Selain ras dan keturunan, faktor jenis kelamin juga turut berperan dalam risiko alergi. Menurut Andina, anak laki-laki cenderung memiliki antibodi immunoglobulin E yang lebih banyak dibandingkan dengan anak perempuan. Namun, kondisi ini dapat berubah ketika anak memasuki usia dewasa muda. Selain itu, usia anak juga memiliki pengaruh terhadap manifestasi reaksi alergi, bergantung pada usia tertentu di mana anak terpajan pada suatu alergen.

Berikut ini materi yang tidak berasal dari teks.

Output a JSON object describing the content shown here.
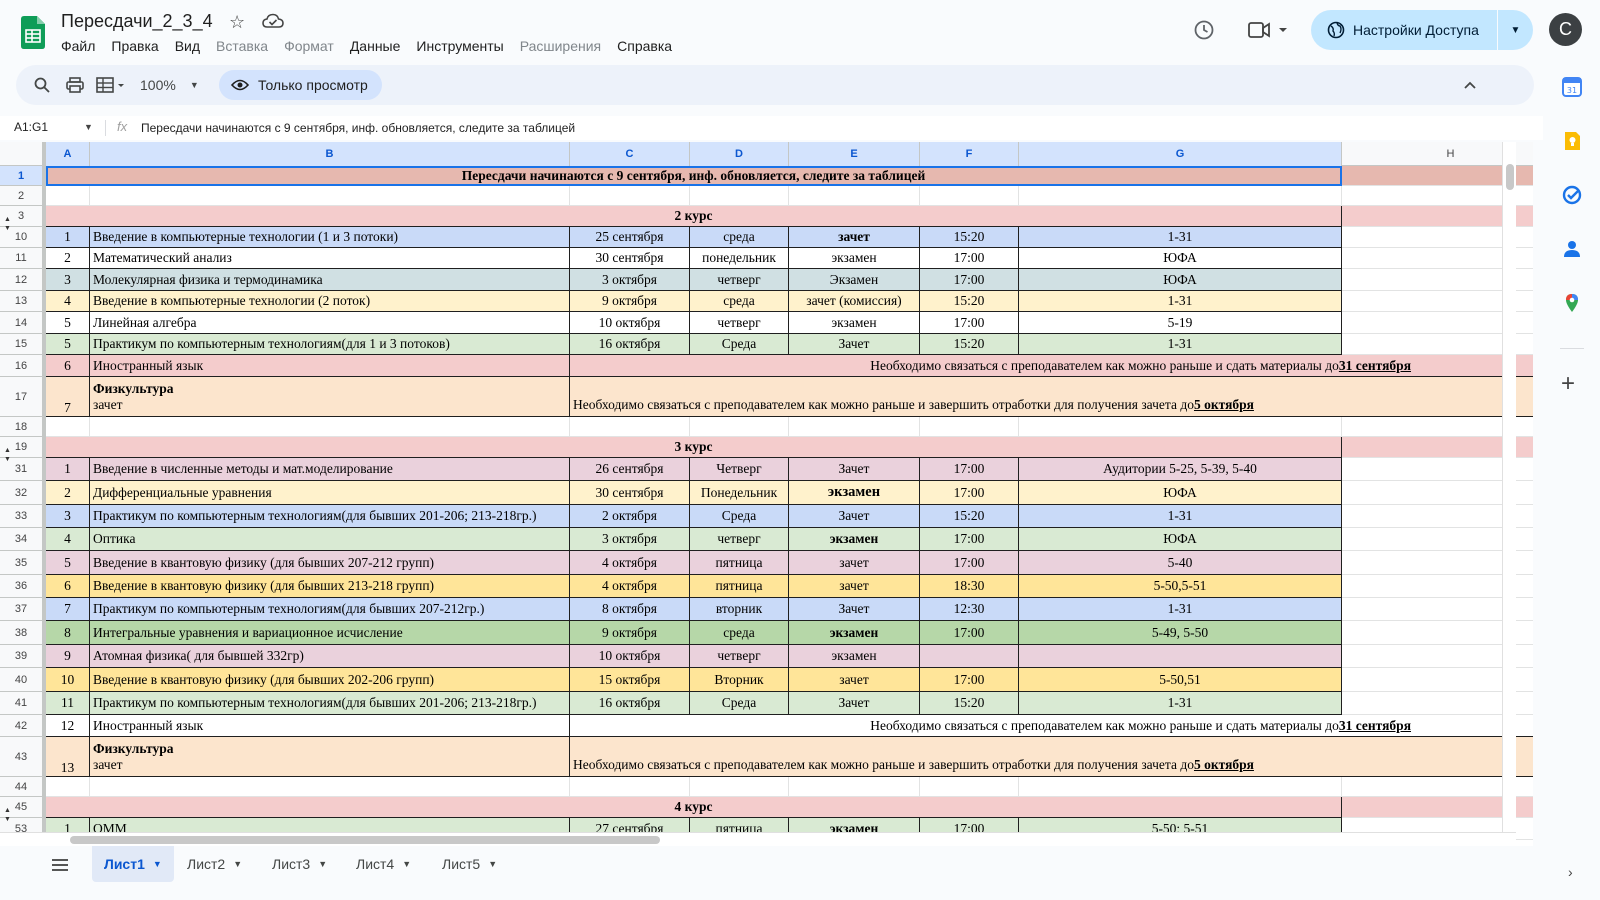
{
  "app": {
    "doc_title": "Пересдачи_2_3_4",
    "menu": [
      {
        "label": "Файл",
        "disabled": false
      },
      {
        "label": "Правка",
        "disabled": false
      },
      {
        "label": "Вид",
        "disabled": false
      },
      {
        "label": "Вставка",
        "disabled": true
      },
      {
        "label": "Формат",
        "disabled": true
      },
      {
        "label": "Данные",
        "disabled": false
      },
      {
        "label": "Инструменты",
        "disabled": false
      },
      {
        "label": "Расширения",
        "disabled": true
      },
      {
        "label": "Справка",
        "disabled": false
      }
    ],
    "share_label": "Настройки Доступа",
    "avatar_letter": "С"
  },
  "toolbar": {
    "zoom": "100%",
    "readonly_label": "Только просмотр"
  },
  "formula_bar": {
    "name_box": "A1:G1",
    "fx_label": "fx",
    "content": "Пересдачи начинаются с 9 сентября, инф. обновляется, следите за таблицей"
  },
  "columns": [
    "A",
    "B",
    "C",
    "D",
    "E",
    "F",
    "G",
    "H"
  ],
  "colors": {
    "salmon": "#e6b8af",
    "pink": "#f4cccc",
    "blue": "#c9daf8",
    "teal": "#d0e0e3",
    "cream": "#fff2cc",
    "green": "#d9ead3",
    "peach": "#fce5cd",
    "rose": "#ead1dc",
    "yellow": "#ffe599",
    "midgreen": "#b6d7a8",
    "white": "#ffffff"
  },
  "rows": [
    {
      "num": "1",
      "type": "title",
      "text": "Пересдачи начинаются с 9 сентября, инф. обновляется, следите за таблицей",
      "bg": "salmon"
    },
    {
      "num": "2",
      "type": "empty"
    },
    {
      "num": "3",
      "type": "section",
      "text": "2 курс",
      "bg": "pink",
      "group": "minus"
    },
    {
      "num": "10",
      "type": "exam",
      "group": "plus",
      "bg": "blue",
      "cells": [
        "1",
        "Введение в компьютерные технологии (1 и 3 потоки)",
        "25 сентября",
        "среда",
        "зачет",
        "15:20",
        "1-31"
      ],
      "bold_e": true
    },
    {
      "num": "11",
      "type": "exam",
      "bg": "white",
      "cells": [
        "2",
        "Математический анализ",
        "30 сентября",
        "понедельник",
        "экзамен",
        "17:00",
        "ЮФА"
      ]
    },
    {
      "num": "12",
      "type": "exam",
      "bg": "teal",
      "cells": [
        "3",
        "Молекулярная физика и термодинамика",
        "3 октября",
        "четверг",
        "Экзамен",
        "17:00",
        "ЮФА"
      ]
    },
    {
      "num": "13",
      "type": "exam",
      "bg": "cream",
      "cells": [
        "4",
        "Введение в компьютерные технологии (2 поток)",
        "9 октября",
        "среда",
        "зачет (комиссия)",
        "15:20",
        "1-31"
      ]
    },
    {
      "num": "14",
      "type": "exam",
      "bg": "white",
      "cells": [
        "5",
        "Линейная алгебра",
        "10 октября",
        "четверг",
        "экзамен",
        "17:00",
        "5-19"
      ]
    },
    {
      "num": "15",
      "type": "exam",
      "bg": "green",
      "cells": [
        "5",
        "Практикум по компьютерным технологиям(для 1 и 3 потоков)",
        "16 октября",
        "Среда",
        "Зачет",
        "15:20",
        "1-31"
      ]
    },
    {
      "num": "16",
      "type": "note",
      "bg": "pink",
      "cells": [
        "6",
        "Иностранный язык"
      ],
      "note": "Необходимо связаться с преподавателем как можно раньше и сдать материалы до ",
      "note_u": "31 сентября"
    },
    {
      "num": "17",
      "type": "fz",
      "bg": "peach",
      "cells": [
        "7",
        "Физкультура",
        "зачет"
      ],
      "note": "Необходимо связаться с преподавателем как можно раньше и завершить отработки для получения зачета до",
      "note_u": " 5 октября"
    },
    {
      "num": "18",
      "type": "empty"
    },
    {
      "num": "19",
      "type": "section",
      "text": "3 курс",
      "bg": "pink",
      "group": "minus"
    },
    {
      "num": "31",
      "type": "exam",
      "group": "plus",
      "bg": "rose",
      "cells": [
        "1",
        "Введение в численные методы и мат.моделирование",
        "26 сентября",
        "Четверг",
        "Зачет",
        "17:00",
        "Аудитории 5-25, 5-39, 5-40"
      ]
    },
    {
      "num": "32",
      "type": "exam",
      "bg": "cream",
      "cells": [
        "2",
        "Дифференциальные уравнения",
        "30 сентября",
        "Понедельник",
        "экзамен",
        "17:00",
        "ЮФА"
      ],
      "bold_e": true,
      "big_e": true
    },
    {
      "num": "33",
      "type": "exam",
      "bg": "blue",
      "cells": [
        "3",
        "Практикум по компьютерным технологиям(для бывших 201-206; 213-218гр.)",
        "2 октября",
        "Среда",
        "Зачет",
        "15:20",
        "1-31"
      ]
    },
    {
      "num": "34",
      "type": "exam",
      "bg": "green",
      "cells": [
        "4",
        "Оптика",
        "3 октября",
        "четверг",
        "экзамен",
        "17:00",
        "ЮФА"
      ],
      "bold_e": true
    },
    {
      "num": "35",
      "type": "exam",
      "bg": "rose",
      "cells": [
        "5",
        "Введение в квантовую физику  (для бывших 207-212 групп)",
        "4 октября",
        "пятница",
        "зачет",
        "17:00",
        "5-40"
      ]
    },
    {
      "num": "36",
      "type": "exam",
      "bg": "yellow",
      "cells": [
        "6",
        "Введение в квантовую физику  (для бывших 213-218 групп)",
        "4 октября",
        "пятница",
        "зачет",
        "18:30",
        "5-50,5-51"
      ]
    },
    {
      "num": "37",
      "type": "exam",
      "bg": "blue",
      "cells": [
        "7",
        "Практикум по компьютерным технологиям(для бывших 207-212гр.)",
        "8 октября",
        "вторник",
        "Зачет",
        "12:30",
        "1-31"
      ]
    },
    {
      "num": "38",
      "type": "exam",
      "bg": "midgreen",
      "cells": [
        "8",
        "Интегральные уравнения и вариационное исчисление",
        "9 октября",
        "среда",
        "экзамен",
        "17:00",
        "5-49, 5-50"
      ],
      "bold_e": true
    },
    {
      "num": "39",
      "type": "exam",
      "bg": "rose",
      "cells": [
        "9",
        "Атомная физика( для бывшей 332гр)",
        "10 октября",
        "четверг",
        "экзамен",
        "",
        ""
      ]
    },
    {
      "num": "40",
      "type": "exam",
      "bg": "yellow",
      "cells": [
        "10",
        "Введение в квантовую физику  (для бывших 202-206 групп)",
        "15 октября",
        "Вторник",
        "зачет",
        "17:00",
        "5-50,51"
      ]
    },
    {
      "num": "41",
      "type": "exam",
      "bg": "green",
      "cells": [
        "11",
        "Практикум по компьютерным технологиям(для бывших 201-206; 213-218гр.)",
        "16 октября",
        "Среда",
        "Зачет",
        "15:20",
        "1-31"
      ]
    },
    {
      "num": "42",
      "type": "note",
      "bg": "white",
      "cells": [
        "12",
        "Иностранный язык"
      ],
      "note": "Необходимо связаться с преподавателем как можно раньше и сдать материалы до ",
      "note_u": "31 сентября"
    },
    {
      "num": "43",
      "type": "fz",
      "bg": "peach",
      "cells": [
        "13",
        "Физкультура",
        "зачет"
      ],
      "note": "Необходимо связаться с преподавателем как можно раньше и завершить отработки для получения зачета до",
      "note_u": " 5 октября"
    },
    {
      "num": "44",
      "type": "empty"
    },
    {
      "num": "45",
      "type": "section",
      "text": "4 курс",
      "bg": "pink",
      "group": "minus"
    },
    {
      "num": "53",
      "type": "exam",
      "group": "plus",
      "bg": "green",
      "cells": [
        "1",
        "ОММ",
        "27 сентября",
        "пятница",
        "экзамен",
        "17:00",
        "5-50; 5-51"
      ],
      "bold_e": true
    }
  ],
  "sheets": [
    {
      "label": "Лист1",
      "active": true
    },
    {
      "label": "Лист2",
      "active": false
    },
    {
      "label": "Лист3",
      "active": false
    },
    {
      "label": "Лист4",
      "active": false
    },
    {
      "label": "Лист5",
      "active": false
    }
  ]
}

Berbicara mengenai faktor lingkungan, Andina menyatakan bahwa anak yang terpajan pada asap rokok atau menjadi perokok pasif memiliki kadar immunoglobulin E yang lebih tinggi, sehingga juga memiliki risiko alergi yang lebih tinggi. Selain asap rokok, asap polusi dari kendaraan dan industri juga memiliki kemungkinan besar untuk meningkatkan risiko alergi pada anak. Konsumsi makanan cepat saji dan makanan olahan juga dapat meningkatkan kadar immunoglobulin E, berbeda dengan konsumsi buah dan sayuran yang cenderung menurunkan kadar immunoglobulin E pada anak.
Gejala alergi yang sering dialami oleh anak antara lain ruam merah, rasa gatal, bengkak pada sebagian tubuh, bersin, pilek, radang dan nyeri di area hidung, batuk, mengi, dan diare. Gejala alergi juga bisa berupa reaksi berat yang disebut anafilaksis, yang dapat mengakibatkan pembengkakan kelopak mata, penyempitan saluran napas, dan bahkan kematian jika tidak segera ditangani dengan cepat.